When purchasing a new or used car, it is important to understand the different kinds of fees that you may be required to pay.  Some are required by the state and some by your dealer or others and some you may choose to pay.

Here are typical fees:

DMV or State Fees
  Title Transfer Fee $15.00 Pay within 30 days.
  Title Only $20.00 Cannot be used for vehicles with unpaid registration fees. More Info
  Registration / Tag Fee $46.00  
  Vehicle License Fee 0.65% of value This is based on the original purchase price and decreases for the first 11 years.  This may be deducted from your state income tax.
  Smog Transfer Fee $8.00 Smog transfer fees are required on vehicles that are more than four model years old.  The fee is collected from the new owner.
  California Highway Patrol (CHP) $24  
  Reflectorized License Plate $1  
  Zero emissions vehicle parking sticker $17  
Dealership Fees
  Documentation Fees No specific limit.

Charged to cover administrative costs of the dealer related to the title, registration and other paperwork. Find out the fee early in the buying process since it may be significant.

The dealer must provide a written document with the price of specified items purchased and their effect on installment payments (California Civil Code §2982).

  Trade-in Fees Negotiable  
  Warranty Fees   Usually a basic warranty comes with the purchase of your vehicle. Your dealership may encourage you to buy extended warranties.
  Credit Insurance Fees    
  Advertising Fees Negotiable Check your invoice to see if your dealer is adding on fees related to their advertising. Usually, you can negotiate these down or completely out.
  Vehicle History Report Fees Depends It is highly recommended to get a history report when purchasing a used car.

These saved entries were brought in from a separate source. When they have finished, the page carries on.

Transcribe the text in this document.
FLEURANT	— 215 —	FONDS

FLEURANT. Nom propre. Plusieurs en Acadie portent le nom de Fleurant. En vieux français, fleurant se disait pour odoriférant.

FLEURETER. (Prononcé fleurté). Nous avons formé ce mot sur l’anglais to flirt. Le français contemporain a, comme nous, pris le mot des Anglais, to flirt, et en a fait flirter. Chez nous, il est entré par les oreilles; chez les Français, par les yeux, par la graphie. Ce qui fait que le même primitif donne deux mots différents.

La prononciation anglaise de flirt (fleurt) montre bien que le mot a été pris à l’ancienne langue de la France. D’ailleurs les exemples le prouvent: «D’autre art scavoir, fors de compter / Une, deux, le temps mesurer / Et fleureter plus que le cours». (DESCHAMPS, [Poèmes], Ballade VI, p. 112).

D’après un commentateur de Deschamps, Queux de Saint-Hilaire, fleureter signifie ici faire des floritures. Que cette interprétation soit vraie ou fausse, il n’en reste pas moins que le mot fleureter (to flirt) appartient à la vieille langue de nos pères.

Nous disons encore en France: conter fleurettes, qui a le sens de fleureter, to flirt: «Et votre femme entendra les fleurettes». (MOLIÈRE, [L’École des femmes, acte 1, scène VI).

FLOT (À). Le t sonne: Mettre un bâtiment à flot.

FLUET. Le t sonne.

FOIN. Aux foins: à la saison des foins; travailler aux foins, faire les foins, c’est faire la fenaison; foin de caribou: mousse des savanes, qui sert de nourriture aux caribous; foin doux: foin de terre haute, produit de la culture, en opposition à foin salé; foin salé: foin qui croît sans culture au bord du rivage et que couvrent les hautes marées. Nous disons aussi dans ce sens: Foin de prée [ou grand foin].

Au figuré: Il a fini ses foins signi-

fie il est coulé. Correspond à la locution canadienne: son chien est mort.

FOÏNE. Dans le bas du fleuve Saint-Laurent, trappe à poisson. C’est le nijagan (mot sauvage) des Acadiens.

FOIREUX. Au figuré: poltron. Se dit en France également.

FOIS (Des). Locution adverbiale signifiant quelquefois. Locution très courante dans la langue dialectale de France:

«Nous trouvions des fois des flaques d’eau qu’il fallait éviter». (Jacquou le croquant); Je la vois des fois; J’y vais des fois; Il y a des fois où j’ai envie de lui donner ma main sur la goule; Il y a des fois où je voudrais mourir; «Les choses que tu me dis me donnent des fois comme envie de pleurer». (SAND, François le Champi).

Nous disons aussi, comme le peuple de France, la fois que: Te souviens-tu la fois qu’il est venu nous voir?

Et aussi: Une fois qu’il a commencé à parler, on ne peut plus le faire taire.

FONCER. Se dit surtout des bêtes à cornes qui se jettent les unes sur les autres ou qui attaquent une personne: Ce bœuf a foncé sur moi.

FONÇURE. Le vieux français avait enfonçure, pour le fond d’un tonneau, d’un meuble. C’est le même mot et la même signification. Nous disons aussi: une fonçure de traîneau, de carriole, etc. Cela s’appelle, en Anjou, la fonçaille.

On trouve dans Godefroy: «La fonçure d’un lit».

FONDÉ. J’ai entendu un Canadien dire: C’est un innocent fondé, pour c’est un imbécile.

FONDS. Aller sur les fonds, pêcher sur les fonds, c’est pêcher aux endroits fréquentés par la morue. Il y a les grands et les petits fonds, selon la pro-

If your dealer doesn't provide this for you, there are plenty of private firms that you can use. Refer to Vehicle History Reports for more information.
  Private Sales Fees    
  Pre-sale inspection Depends A pre-sale inspection is often done when purchasing a used car.  The purchaser is usually responsible for these fees.  However, they may be well worth it if they uncover flaws that discourage you from buying the car.